Mais conforto e menos efeitos colaterais
Um resultado crucial do estudo com macacos foi a ausência de efeitos colaterais perceptíveis. Os pesquisadores relatam que, dentro da faixa de correntes elétricas testada, o animal não apresentou sinais de desconforto ou espasmos musculares na face—queixas comuns entre usuários humanos de ABI. “O macaco pressionava a alavanca para ativar a estimulação repetidamente,” explica Revol. “Se a entrada protética fosse desagradável, provavelmente ele teria parado.”

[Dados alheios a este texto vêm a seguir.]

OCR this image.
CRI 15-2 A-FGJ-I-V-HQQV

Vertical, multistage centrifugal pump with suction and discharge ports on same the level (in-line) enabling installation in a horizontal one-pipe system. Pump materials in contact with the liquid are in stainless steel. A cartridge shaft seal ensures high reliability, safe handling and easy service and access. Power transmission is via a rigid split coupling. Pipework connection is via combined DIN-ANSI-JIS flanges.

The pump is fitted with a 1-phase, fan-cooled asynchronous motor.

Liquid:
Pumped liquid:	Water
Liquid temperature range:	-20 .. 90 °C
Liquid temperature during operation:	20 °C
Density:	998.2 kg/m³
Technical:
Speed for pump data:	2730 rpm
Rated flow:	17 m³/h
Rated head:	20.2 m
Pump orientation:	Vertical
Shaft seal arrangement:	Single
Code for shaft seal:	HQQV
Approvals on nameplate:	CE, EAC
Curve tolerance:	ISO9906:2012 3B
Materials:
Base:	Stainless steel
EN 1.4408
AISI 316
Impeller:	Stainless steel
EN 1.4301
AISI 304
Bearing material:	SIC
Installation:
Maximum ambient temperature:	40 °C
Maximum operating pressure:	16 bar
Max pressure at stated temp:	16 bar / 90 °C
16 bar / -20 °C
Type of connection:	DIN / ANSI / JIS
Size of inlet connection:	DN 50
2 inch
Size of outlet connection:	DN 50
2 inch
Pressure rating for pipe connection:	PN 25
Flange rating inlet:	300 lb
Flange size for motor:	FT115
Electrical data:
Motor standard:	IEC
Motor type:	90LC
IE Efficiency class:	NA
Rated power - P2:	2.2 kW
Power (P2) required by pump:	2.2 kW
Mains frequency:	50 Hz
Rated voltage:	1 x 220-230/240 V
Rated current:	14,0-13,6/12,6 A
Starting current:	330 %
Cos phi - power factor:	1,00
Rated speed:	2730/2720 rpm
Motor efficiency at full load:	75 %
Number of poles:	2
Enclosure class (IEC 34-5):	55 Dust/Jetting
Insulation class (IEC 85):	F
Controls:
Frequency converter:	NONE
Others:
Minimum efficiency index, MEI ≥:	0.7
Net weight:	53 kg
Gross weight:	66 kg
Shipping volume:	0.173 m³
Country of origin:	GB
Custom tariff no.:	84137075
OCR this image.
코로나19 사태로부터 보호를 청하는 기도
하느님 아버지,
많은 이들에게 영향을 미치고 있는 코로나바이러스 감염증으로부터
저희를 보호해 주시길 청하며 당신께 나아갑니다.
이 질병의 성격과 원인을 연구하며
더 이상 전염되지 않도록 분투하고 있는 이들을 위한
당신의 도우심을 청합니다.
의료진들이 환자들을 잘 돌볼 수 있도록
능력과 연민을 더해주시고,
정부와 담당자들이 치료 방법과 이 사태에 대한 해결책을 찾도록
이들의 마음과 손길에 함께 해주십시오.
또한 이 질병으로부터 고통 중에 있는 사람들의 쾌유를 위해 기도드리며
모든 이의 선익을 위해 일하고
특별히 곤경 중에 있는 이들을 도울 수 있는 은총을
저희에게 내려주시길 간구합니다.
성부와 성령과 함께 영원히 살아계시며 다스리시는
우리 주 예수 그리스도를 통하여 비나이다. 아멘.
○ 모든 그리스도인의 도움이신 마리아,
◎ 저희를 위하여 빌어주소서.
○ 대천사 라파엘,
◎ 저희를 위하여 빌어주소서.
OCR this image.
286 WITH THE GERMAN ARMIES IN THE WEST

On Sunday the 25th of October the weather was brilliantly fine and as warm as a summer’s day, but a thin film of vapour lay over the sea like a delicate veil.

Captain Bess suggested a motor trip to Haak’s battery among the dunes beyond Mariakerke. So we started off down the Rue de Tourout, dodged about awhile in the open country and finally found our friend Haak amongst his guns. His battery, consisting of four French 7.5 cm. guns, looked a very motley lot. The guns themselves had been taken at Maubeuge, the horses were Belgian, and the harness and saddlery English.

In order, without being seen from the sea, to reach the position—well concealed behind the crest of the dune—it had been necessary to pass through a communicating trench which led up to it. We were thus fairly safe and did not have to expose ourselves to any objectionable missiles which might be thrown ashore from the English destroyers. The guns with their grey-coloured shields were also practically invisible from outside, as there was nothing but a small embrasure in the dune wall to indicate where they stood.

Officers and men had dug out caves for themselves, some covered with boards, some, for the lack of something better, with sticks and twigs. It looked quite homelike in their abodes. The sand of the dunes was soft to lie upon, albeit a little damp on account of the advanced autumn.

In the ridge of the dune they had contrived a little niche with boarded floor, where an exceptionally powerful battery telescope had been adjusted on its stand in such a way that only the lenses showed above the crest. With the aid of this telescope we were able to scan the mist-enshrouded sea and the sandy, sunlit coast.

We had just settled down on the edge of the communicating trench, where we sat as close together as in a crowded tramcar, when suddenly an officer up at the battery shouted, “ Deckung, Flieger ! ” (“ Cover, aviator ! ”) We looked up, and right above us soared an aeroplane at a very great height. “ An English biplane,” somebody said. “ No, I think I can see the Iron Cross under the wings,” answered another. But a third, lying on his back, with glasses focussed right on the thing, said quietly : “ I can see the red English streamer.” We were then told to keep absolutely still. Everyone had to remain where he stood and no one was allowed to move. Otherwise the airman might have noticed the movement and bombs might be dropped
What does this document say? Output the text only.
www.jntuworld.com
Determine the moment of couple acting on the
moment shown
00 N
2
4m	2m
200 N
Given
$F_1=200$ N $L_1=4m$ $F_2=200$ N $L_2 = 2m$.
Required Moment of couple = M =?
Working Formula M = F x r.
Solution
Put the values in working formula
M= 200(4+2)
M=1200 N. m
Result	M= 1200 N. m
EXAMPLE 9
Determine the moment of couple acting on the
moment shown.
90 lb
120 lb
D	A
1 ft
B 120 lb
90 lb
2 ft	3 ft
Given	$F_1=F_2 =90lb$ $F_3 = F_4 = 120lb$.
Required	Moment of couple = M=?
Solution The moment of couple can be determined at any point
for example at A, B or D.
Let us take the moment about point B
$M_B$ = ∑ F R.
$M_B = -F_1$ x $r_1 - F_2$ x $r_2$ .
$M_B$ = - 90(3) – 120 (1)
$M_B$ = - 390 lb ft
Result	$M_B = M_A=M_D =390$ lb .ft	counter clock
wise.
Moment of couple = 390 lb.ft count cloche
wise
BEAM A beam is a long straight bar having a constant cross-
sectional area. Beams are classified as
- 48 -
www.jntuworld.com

Caminho para a tradução clínica
Embora os resultados sejam promissores, o caminho para um ABI macio comercialmente disponível exigirá pesquisas adicionais e etapas regulatórias. “Uma possibilidade imediata é testar o dispositivo durante cirurgias de ABI em humanos,” diz Lacour, observando que os parceiros clínicos da equipe em Boston realizam regularmente procedimentos de ABI para pacientes com dano severo no nervo coclear. “Eles poderiam inserir brevemente nossa matriz macia antes do implante padrão para medir se realmente reduzimos a ativação de nervos indesejados.”
- Veja também: O menor marcapasso do mundo
Além disso, cada material de um implante destinado ao uso humano deve ser totalmente de grau médico e apresentar confiabilidade robusta a longo prazo. No entanto, os pesquisadores estão confiantes, graças aos testes exigentes que o dispositivo já enfrentou: “Nosso implante permaneceu no animal por vários meses, sem migração mensurável dos eletrodos”, observa Trouillet. “Esse é um avanço crítico, dado que ABIs padrão frequentemente migram com o tempo.”